Peut-être omet-il de leur raconter son trajet vers le Nord, les quatre vols qu’il lui a fallu prendre de Sudbury, en Ontario, jusqu’à Kangirsuk. Le dernier, particulièrement, dans un « très petit avion archaïque »…

« Tu vois les pilotes avec les manivelles pour faire monter l’avion... En altitude, j’ai fait toutes les prières du monde et je me suis dit : qu’est-ce que je fais ici ? », relate en rigolant M. Gueu, qui avoue qu’il a peur de l’avion.

Quelques heures plus tard, un collègue débarquait chez lui avec de la nourriture et des instructions sur le démarrage du chauffage. De quoi adoucir l’atterrissage en terrain inconnu.

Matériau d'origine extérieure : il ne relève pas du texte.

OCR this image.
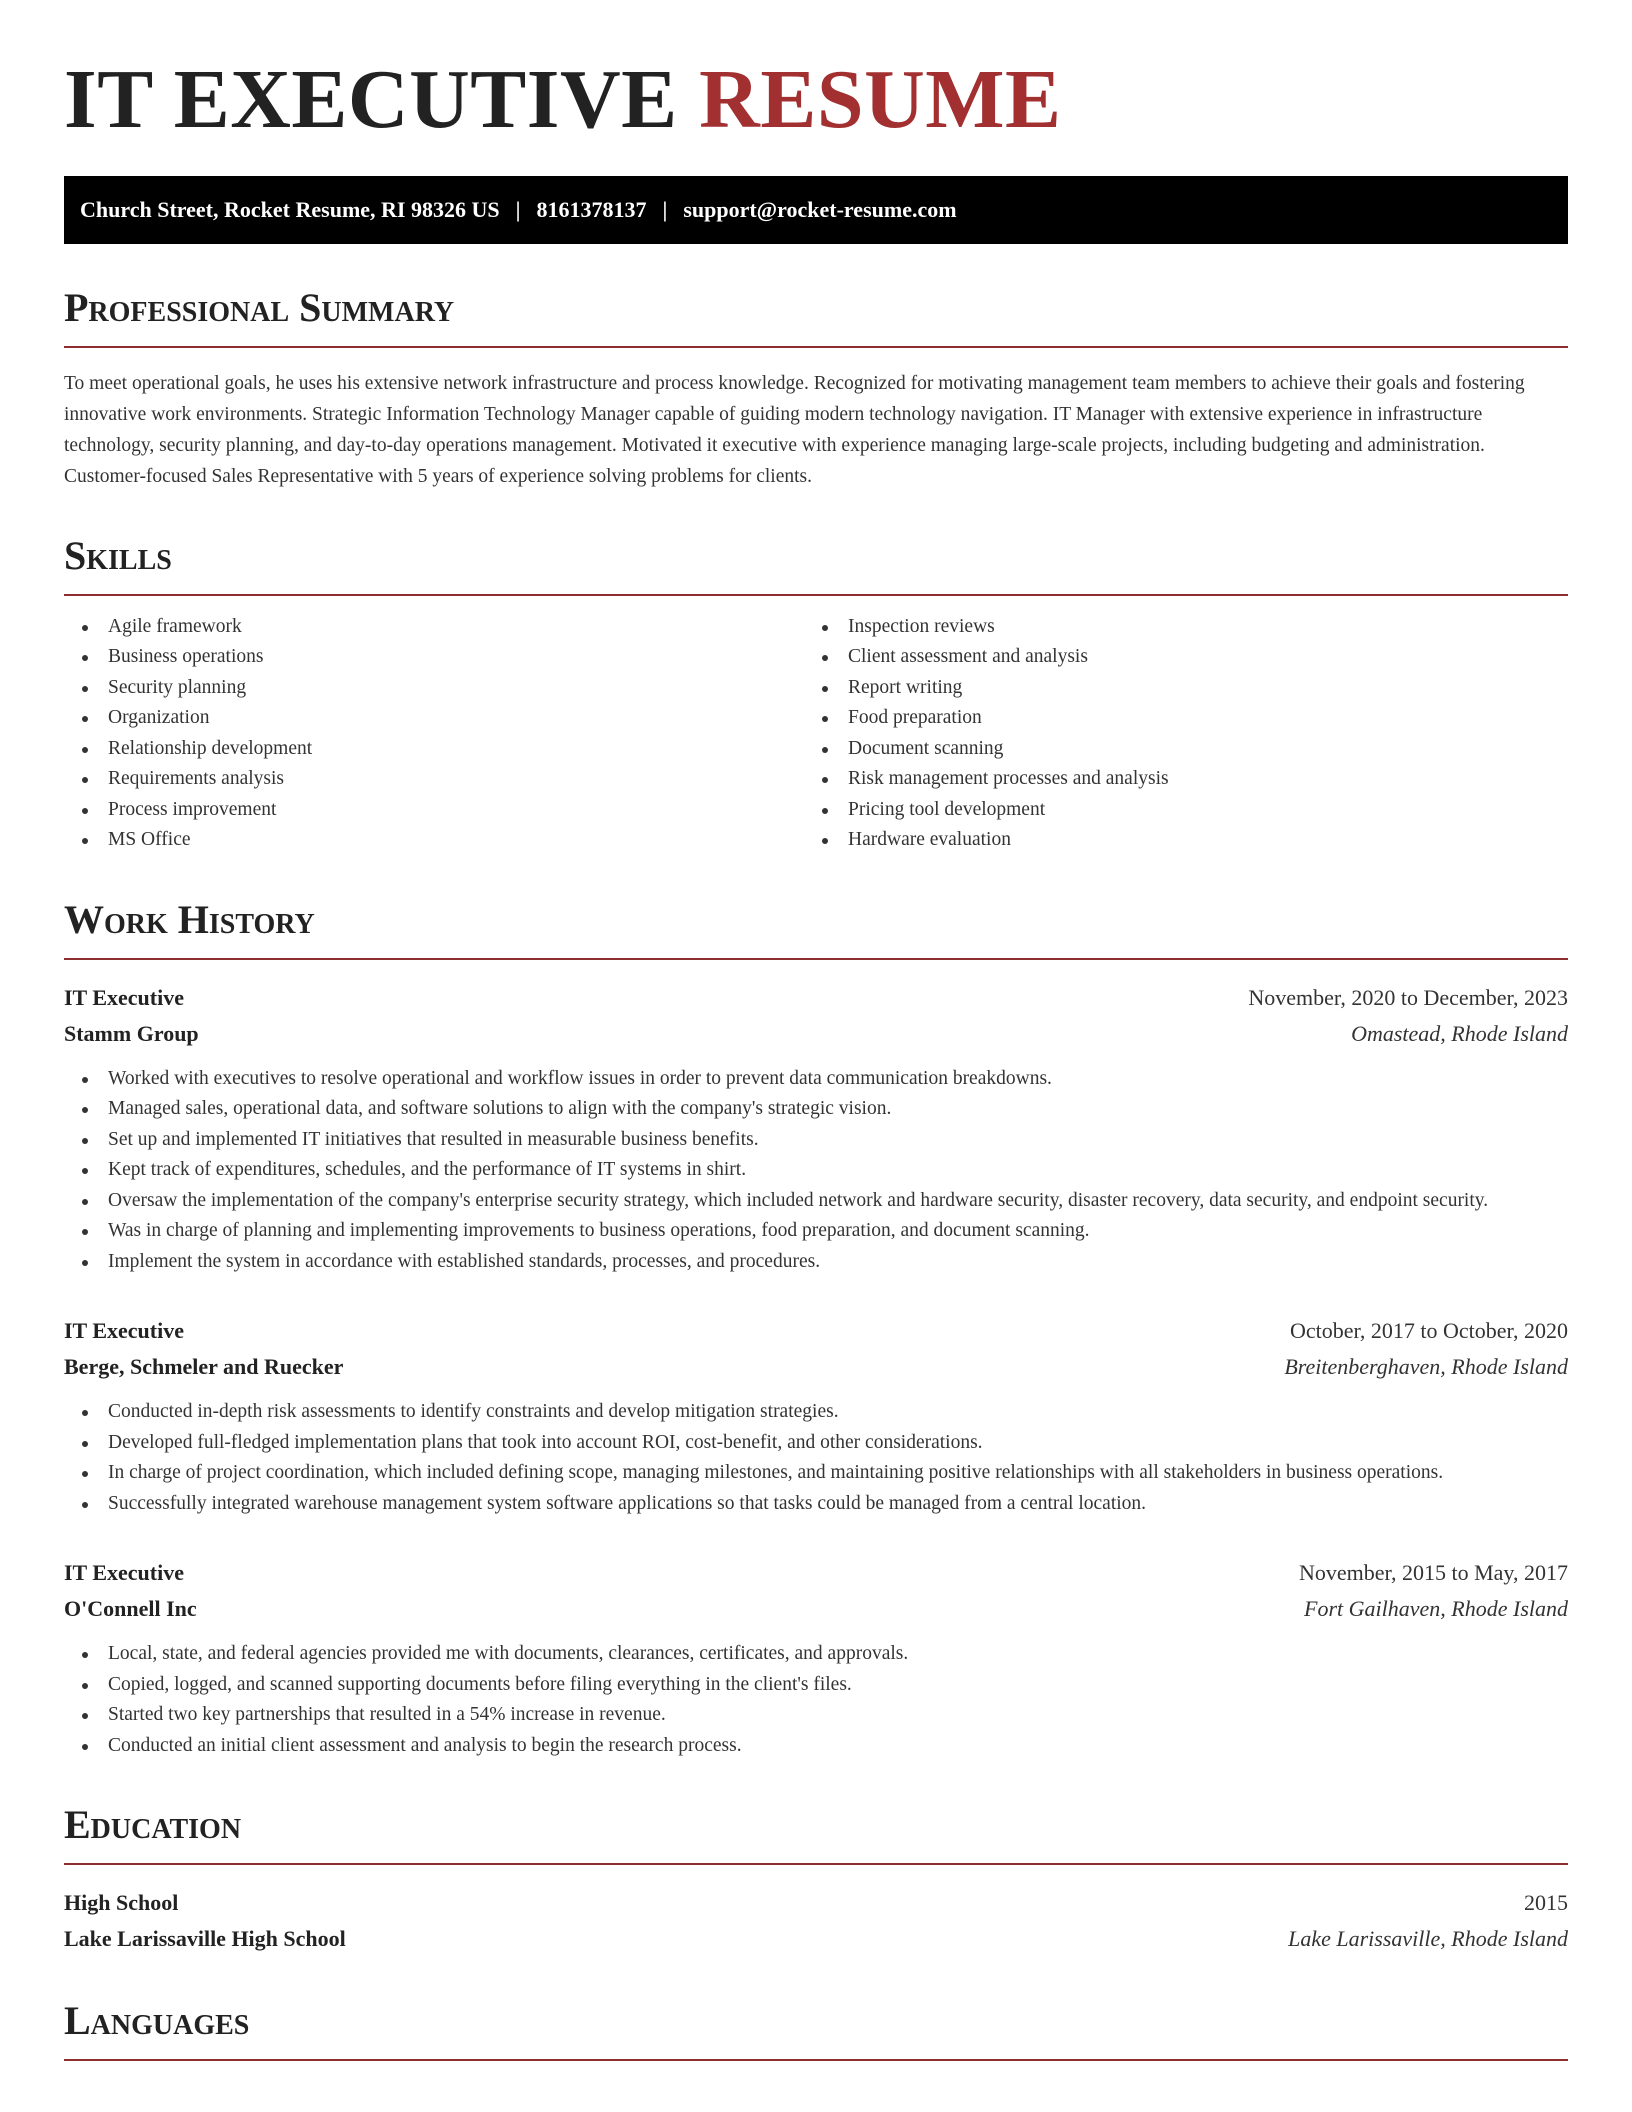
IT EXECUTIVE RESUME
Church Street, Rocket Resume, RI 98326 US | 8161378137 | support@rocket-resume.com
Professional Summary

To meet operational goals, he uses his extensive network infrastructure and process knowledge. Recognized for motivating management team members to achieve their goals and fostering innovative work environments. Strategic Information Technology Manager capable of guiding modern technology navigation. IT Manager with extensive experience in infrastructure technology, security planning, and day-to-day operations management. Motivated it executive with experience managing large-scale projects, including budgeting and administration. Customer-focused Sales Representative with 5 years of experience solving problems for clients.

Skills
Agile framework
Business operations
Security planning
Organization
Relationship development
Requirements analysis
Process improvement
MS Office
Inspection reviews
Client assessment and analysis
Report writing
Food preparation
Document scanning
Risk management processes and analysis
Pricing tool development
Hardware evaluation
Work History
IT Executive	November, 2020 to December, 2023
Stamm Group	Omastead, Rhode Island
Worked with executives to resolve operational and workflow issues in order to prevent data communication breakdowns.
Managed sales, operational data, and software solutions to align with the company's strategic vision.
Set up and implemented IT initiatives that resulted in measurable business benefits.
Kept track of expenditures, schedules, and the performance of IT systems in shirt.
Oversaw the implementation of the company's enterprise security strategy, which included network and hardware security, disaster recovery, data security, and endpoint security.
Was in charge of planning and implementing improvements to business operations, food preparation, and document scanning.
Implement the system in accordance with established standards, processes, and procedures.
IT Executive	October, 2017 to October, 2020
Berge, Schmeler and Ruecker	Breitenberghaven, Rhode Island
Conducted in-depth risk assessments to identify constraints and develop mitigation strategies.
Developed full-fledged implementation plans that took into account ROI, cost-benefit, and other considerations.
In charge of project coordination, which included defining scope, managing milestones, and maintaining positive relationships with all stakeholders in business operations.
Successfully integrated warehouse management system software applications so that tasks could be managed from a central location.
IT Executive	November, 2015 to May, 2017
O'Connell Inc	Fort Gailhaven, Rhode Island
Local, state, and federal agencies provided me with documents, clearances, certificates, and approvals.
Copied, logged, and scanned supporting documents before filing everything in the client's files.
Started two key partnerships that resulted in a 54% increase in revenue.
Conducted an initial client assessment and analysis to begin the research process.
Education
High School	2015
Lake Larissaville High School	Lake Larissaville, Rhode Island
Languages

Les débuts n’ont pas été faciles. Le père de famille a laissé sa femme et ses quatre enfants à Toronto. « Quand j’ai quitté [le Sud] en 2019-2020, c’était comme des funérailles. »

Lui aussi voit certaines similarités entre son pays d’origine et ce qui se vit dans le Nord. « En tant que Noirs, nous avons eu l’esclavage, ici, ils ont eu les pensionnats », dit M. Gueu. Mais l’histoire des Autochtones est « plus récente », et il souhaite pouvoir montrer à ses élèves à qui il enseigne cette année l’éducation physique que « l’école, c’est le salut ».

« Je leur dis que j’ai traversé des milliers de kilomètres pour venir au Canada, et que si je n’avais pas terminé l’école, je n’aurais peut-être même pas quitté mon pays », déclare M. Gueu.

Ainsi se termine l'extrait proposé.